Mubasher: The GCC’s fintech startups are forecast to attract investments worth $2 over the coming ten years, compared to $150 million in the previous ten years, according to MENA Research Partners’ (MRP) recent study.
Saudi Arabia and the UAE are expected to greatly participate in the potential investments and form the shape of fintech industry in the Gulf region.
The two GCC states will contribute to boosting fintech industry in view of having the highest online connectivity per capita in the region, representing 45% of the MENA’s economy, and adopting a top-down approach for creating advanced infrastructures for the smart cities of the future.
MRP previously expected the number of fintech companies in the MENA region to grow over the coming three years to reach about 260 fintech startups, compared to 130 currently.

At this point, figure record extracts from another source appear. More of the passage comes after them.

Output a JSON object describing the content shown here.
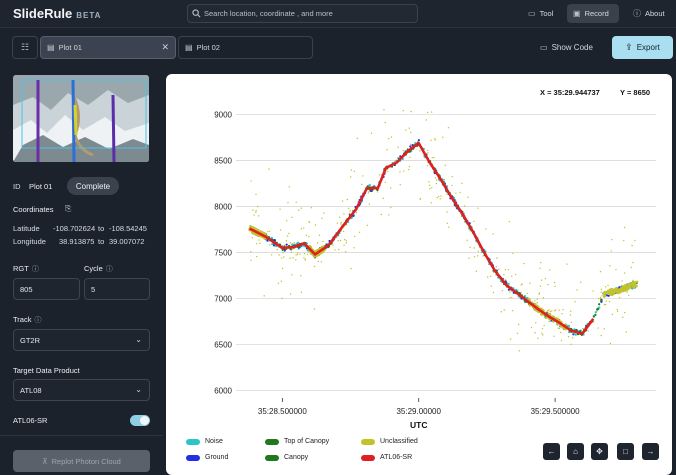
{
  "app": {
    "name": "SlideRule",
    "badge": "BETA"
  },
  "search": {
    "placeholder": "Search location, coordinate , and more"
  },
  "nav": {
    "tool": "Tool",
    "record": "Record",
    "about": "About"
  },
  "tabs": [
    {
      "label": "Plot 01",
      "active": true
    },
    {
      "label": "Plot 02",
      "active": false
    }
  ],
  "actions": {
    "show_code": "Show Code",
    "export": "Export"
  },
  "sidebar": {
    "id_label": "ID",
    "id_value": "Plot 01",
    "status": "Complete",
    "coordinates_label": "Coordinates",
    "latitude_label": "Latitude",
    "latitude_from": "-108.702624",
    "latitude_to_word": "to",
    "latitude_to": "-108.54245",
    "longitude_label": "Longitude",
    "longitude_from": "38.913875",
    "longitude_to_word": "to",
    "longitude_to": "39.007072",
    "rgt_label": "RGT",
    "rgt_value": "805",
    "cycle_label": "Cycle",
    "cycle_value": "5",
    "track_label": "Track",
    "track_value": "GT2R",
    "product_label": "Target Data Product",
    "product_value": "ATL08",
    "atl06_label": "ATL06-SR",
    "atl06_enabled": true,
    "replot_label": "Replot Photon Cloud"
  },
  "plot": {
    "readout_x": "X = 35:29.944737",
    "readout_y": "Y = 8650",
    "legend": [
      {
        "name": "Noise",
        "color": "#2ec4c4"
      },
      {
        "name": "Ground",
        "color": "#2430e0"
      },
      {
        "name": "Top of Canopy",
        "color": "#1f7a1f"
      },
      {
        "name": "Canopy",
        "color": "#1f7a1f"
      },
      {
        "name": "Unclassified",
        "color": "#c4c22a"
      },
      {
        "name": "ATL06-SR",
        "color": "#e02020"
      }
    ],
    "toolbar": [
      "back-icon",
      "home-icon",
      "pan-icon",
      "zoom-box-icon",
      "forward-icon"
    ]
  },
  "chart_data": {
    "type": "scatter",
    "xlabel": "UTC",
    "ylabel": "",
    "x_ticks": [
      "35:28.500000",
      "35:29.00000",
      "35:29.500000"
    ],
    "x_tick_positions": [
      0,
      0.5,
      1.0
    ],
    "xlim": [
      -0.17,
      1.37
    ],
    "ylim": [
      5920,
      9060
    ],
    "y_ticks": [
      6000,
      6500,
      7000,
      7500,
      8000,
      8500,
      9000
    ],
    "grid": true,
    "surface_profile": {
      "x": [
        -0.12,
        -0.06,
        0.0,
        0.04,
        0.08,
        0.12,
        0.17,
        0.22,
        0.27,
        0.31,
        0.35,
        0.38,
        0.42,
        0.46,
        0.5,
        0.54,
        0.58,
        0.62,
        0.66,
        0.7,
        0.74,
        0.78,
        0.82,
        0.86,
        0.9,
        0.94,
        0.98,
        1.02,
        1.06,
        1.1,
        1.14,
        1.18,
        1.22,
        1.26,
        1.3
      ],
      "y": [
        7760,
        7670,
        7550,
        7560,
        7600,
        7480,
        7580,
        7780,
        7970,
        8200,
        8200,
        8420,
        8480,
        8600,
        8690,
        8480,
        8300,
        8100,
        7920,
        7720,
        7500,
        7300,
        7150,
        7060,
        6970,
        6880,
        6800,
        6730,
        6650,
        6620,
        6780,
        7050,
        7080,
        7120,
        7160
      ]
    },
    "series": [
      {
        "name": "Noise",
        "role": "scattered points around profile"
      },
      {
        "name": "Ground"
      },
      {
        "name": "Top of Canopy"
      },
      {
        "name": "Canopy"
      },
      {
        "name": "Unclassified",
        "role": "sparse scatter 6300-9000 and tail segment after 35:29.6"
      },
      {
        "name": "ATL06-SR",
        "role": "surface line"
      }
    ]
  }
}
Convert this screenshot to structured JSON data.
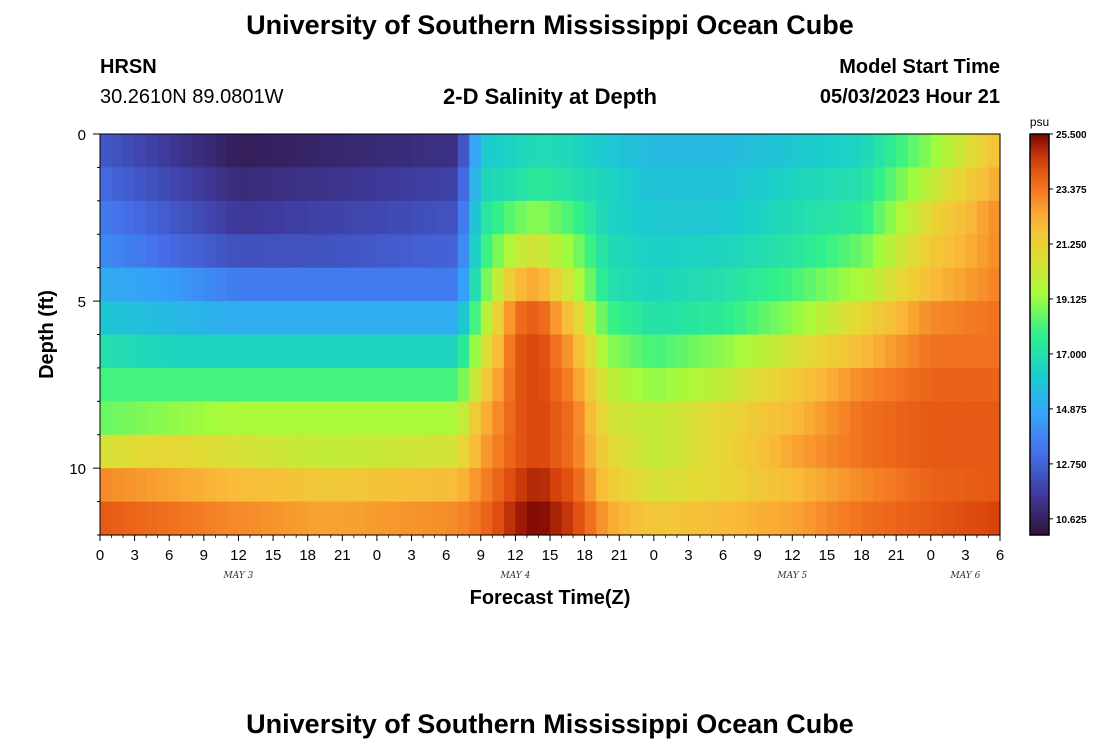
{
  "header": {
    "title": "University of Southern Mississippi Ocean Cube",
    "station": "HRSN",
    "coords": "30.2610N  89.0801W",
    "subtitle": "2-D Salinity at Depth",
    "model_start_label": "Model Start Time",
    "model_start_value": "05/03/2023 Hour 21"
  },
  "footer": {
    "title": "University of Southern Mississippi Ocean Cube"
  },
  "chart_data": {
    "type": "heatmap",
    "xlabel": "Forecast Time(Z)",
    "ylabel": "Depth (ft)",
    "x_hours_range": [
      0,
      78
    ],
    "x_tick_labels": [
      "0",
      "3",
      "6",
      "9",
      "12",
      "15",
      "18",
      "21",
      "0",
      "3",
      "6",
      "9",
      "12",
      "15",
      "18",
      "21",
      "0",
      "3",
      "6",
      "9",
      "12",
      "15",
      "18",
      "21",
      "0",
      "3",
      "6"
    ],
    "x_date_labels": [
      {
        "label": "MAY 3",
        "hour": 12
      },
      {
        "label": "MAY 4",
        "hour": 36
      },
      {
        "label": "MAY 5",
        "hour": 60
      },
      {
        "label": "MAY 6",
        "hour": 75
      }
    ],
    "y_range": [
      0,
      12
    ],
    "y_ticks": [
      0,
      5,
      10
    ],
    "depth_levels": 12,
    "colorbar": {
      "unit": "psu",
      "min": 10.0,
      "max": 25.5,
      "tick_values": [
        25.5,
        23.375,
        21.25,
        19.125,
        17.0,
        14.875,
        12.75,
        10.625
      ],
      "tick_labels": [
        "25.500",
        "23.375",
        "21.250",
        "19.125",
        "17.000",
        "14.875",
        "12.750",
        "10.625"
      ]
    },
    "salinity_keyframes": {
      "hours": [
        0,
        6,
        12,
        20,
        31,
        33,
        36,
        38,
        41,
        44,
        48,
        54,
        60,
        66,
        72,
        78
      ],
      "levels": [
        [
          12.5,
          11.5,
          10.5,
          10.8,
          11.2,
          16.0,
          16.5,
          16.8,
          16.6,
          16.0,
          15.5,
          15.5,
          16.0,
          16.5,
          19.0,
          22.0
        ],
        [
          13.0,
          12.0,
          11.0,
          11.3,
          11.8,
          16.5,
          17.0,
          17.5,
          17.0,
          16.5,
          15.8,
          15.8,
          16.5,
          17.0,
          20.0,
          22.5
        ],
        [
          13.5,
          12.5,
          11.5,
          11.8,
          12.3,
          17.0,
          18.5,
          19.0,
          18.0,
          16.5,
          16.0,
          16.0,
          16.8,
          17.5,
          21.0,
          23.0
        ],
        [
          14.0,
          13.0,
          12.2,
          12.3,
          12.8,
          17.5,
          20.0,
          20.5,
          19.0,
          16.8,
          16.3,
          16.5,
          17.2,
          18.5,
          21.5,
          23.0
        ],
        [
          15.0,
          14.5,
          13.5,
          13.5,
          13.5,
          18.0,
          22.0,
          22.5,
          20.0,
          17.0,
          16.5,
          17.0,
          18.0,
          19.5,
          22.0,
          23.2
        ],
        [
          16.0,
          15.5,
          15.0,
          15.0,
          15.0,
          19.0,
          23.5,
          24.0,
          21.5,
          18.0,
          17.0,
          17.5,
          19.0,
          21.0,
          23.0,
          23.5
        ],
        [
          17.0,
          16.5,
          16.5,
          16.5,
          16.5,
          20.0,
          24.0,
          24.5,
          22.5,
          19.0,
          18.0,
          19.0,
          20.5,
          22.0,
          23.5,
          23.5
        ],
        [
          18.0,
          18.0,
          18.0,
          18.0,
          18.0,
          21.0,
          24.0,
          24.5,
          23.0,
          20.0,
          19.0,
          20.0,
          21.5,
          23.0,
          23.8,
          23.8
        ],
        [
          18.5,
          19.0,
          19.5,
          19.5,
          19.5,
          22.0,
          24.0,
          24.5,
          23.5,
          20.5,
          20.0,
          21.0,
          22.0,
          23.5,
          24.0,
          24.0
        ],
        [
          20.5,
          21.0,
          20.5,
          20.0,
          20.5,
          22.5,
          24.0,
          24.5,
          23.5,
          21.0,
          20.0,
          21.0,
          22.5,
          23.5,
          24.0,
          24.0
        ],
        [
          23.0,
          22.5,
          22.0,
          21.5,
          22.0,
          23.0,
          24.5,
          25.0,
          24.0,
          21.5,
          20.5,
          21.0,
          22.0,
          23.0,
          23.8,
          24.0
        ],
        [
          24.0,
          23.5,
          23.0,
          22.5,
          23.0,
          23.5,
          25.0,
          25.5,
          24.5,
          22.5,
          21.5,
          22.0,
          22.5,
          23.5,
          24.0,
          24.5
        ]
      ]
    }
  }
}
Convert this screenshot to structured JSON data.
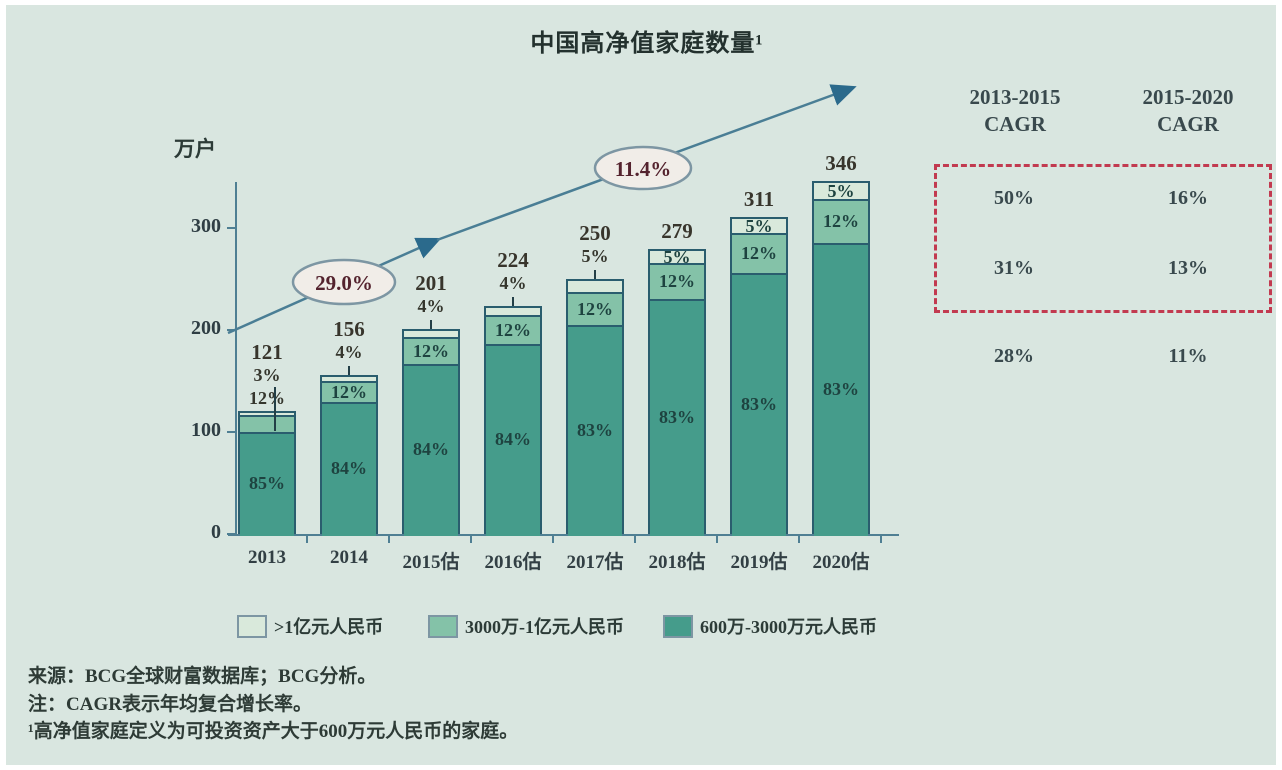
{
  "title": "中国高净值家庭数量¹",
  "chart_data": {
    "type": "bar",
    "stacked": true,
    "title": "中国高净值家庭数量¹",
    "unit_label": "万户",
    "ylim": [
      0,
      345
    ],
    "yticks": [
      0,
      100,
      200,
      300
    ],
    "grid": false,
    "legend_position": "bottom",
    "categories": [
      "2013",
      "2014",
      "2015估",
      "2016估",
      "2017估",
      "2018估",
      "2019估",
      "2020估"
    ],
    "totals": [
      121,
      156,
      201,
      224,
      250,
      279,
      311,
      346
    ],
    "series": [
      {
        "name": "600万-3000万元人民币",
        "color": "#459c8b",
        "pct": [
          85,
          84,
          84,
          84,
          83,
          83,
          83,
          83
        ]
      },
      {
        "name": "3000万-1亿元人民币",
        "color": "#84c2a8",
        "pct": [
          12,
          12,
          12,
          12,
          12,
          12,
          12,
          12
        ]
      },
      {
        "name": ">1亿元人民币",
        "color": "#d9e9db",
        "pct": [
          3,
          4,
          4,
          4,
          5,
          5,
          5,
          5
        ]
      }
    ],
    "growth_annotations": [
      {
        "label": "29.0%"
      },
      {
        "label": "11.4%"
      }
    ]
  },
  "legend": {
    "items": [
      {
        "label": ">1亿元人民币",
        "color": "#d9e9db"
      },
      {
        "label": "3000万-1亿元人民币",
        "color": "#84c2a8"
      },
      {
        "label": "600万-3000万元人民币",
        "color": "#459c8b"
      }
    ]
  },
  "cagr_table": {
    "headers": [
      {
        "line1": "2013-2015",
        "line2": "CAGR"
      },
      {
        "line1": "2015-2020",
        "line2": "CAGR"
      }
    ],
    "rows": [
      {
        "values": [
          "50%",
          "16%"
        ],
        "highlighted": true
      },
      {
        "values": [
          "31%",
          "13%"
        ],
        "highlighted": true
      },
      {
        "values": [
          "28%",
          "11%"
        ],
        "highlighted": false
      }
    ],
    "highlight_color": "#c23a50"
  },
  "footnotes": [
    "来源：BCG全球财富数据库；BCG分析。",
    "注：CAGR表示年均复合增长率。",
    "¹高净值家庭定义为可投资资产大于600万元人民币的家庭。"
  ],
  "colors": {
    "background": "#d9e6e0",
    "axis": "#4f7f93",
    "arrow": "#4a7e95",
    "annotation_text": "#54232e",
    "highlight_red": "#c23a50"
  }
}
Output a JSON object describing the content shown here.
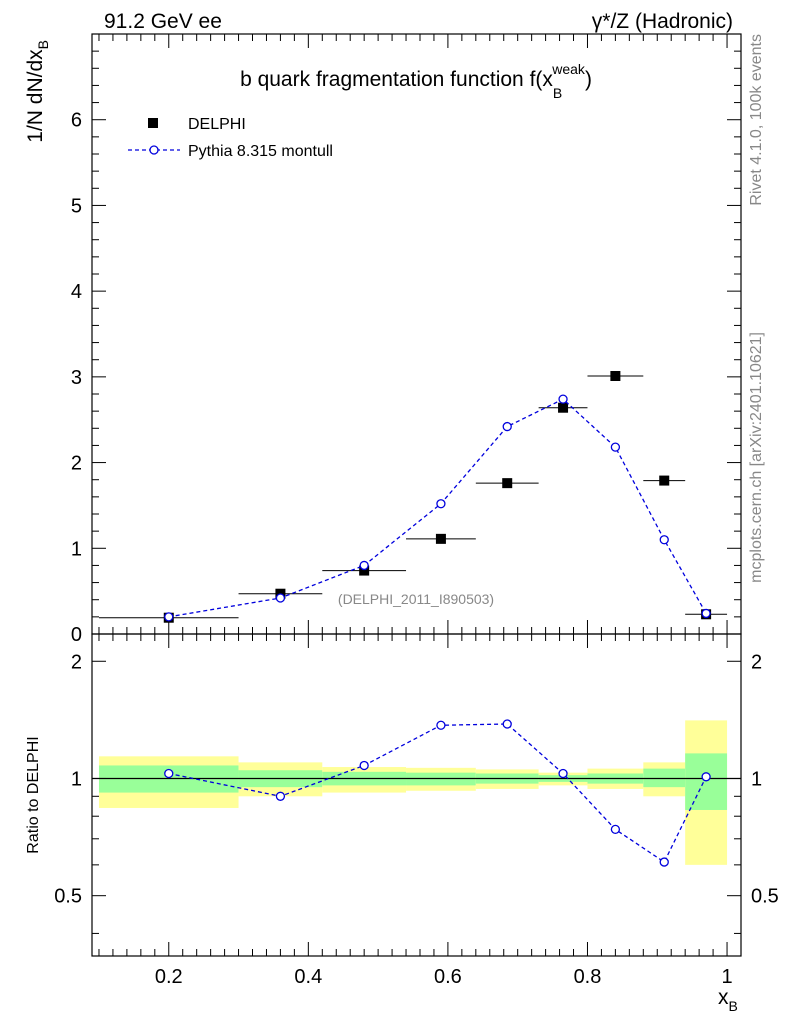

“In the last ten years, private capital investments in GCC-based fintechs was a mere 0.007% of the GDP, 10x below the emerging markets average of 0.07% for that period and 43x below the global average of 0.3%,” MRP’s CEO Anthony Hobeika said.
After 64% of private investments in last year had been allocated to startups in traditional sectors, most of regional and global companies plan to raise investments in digital companies via fintech, e-commerce, and technology in general, Hobeika added.
“By 2020, there will be a clear shift towards fintech companies operating in the money transfer, wealth management, insurance, and blockchain solutions sub-sectors, which will expand their market share of the fintech market to 31%,” the CEO concluded.
MRP is an economic research and consultancy outsourcing company focusing on financial research and economic sector.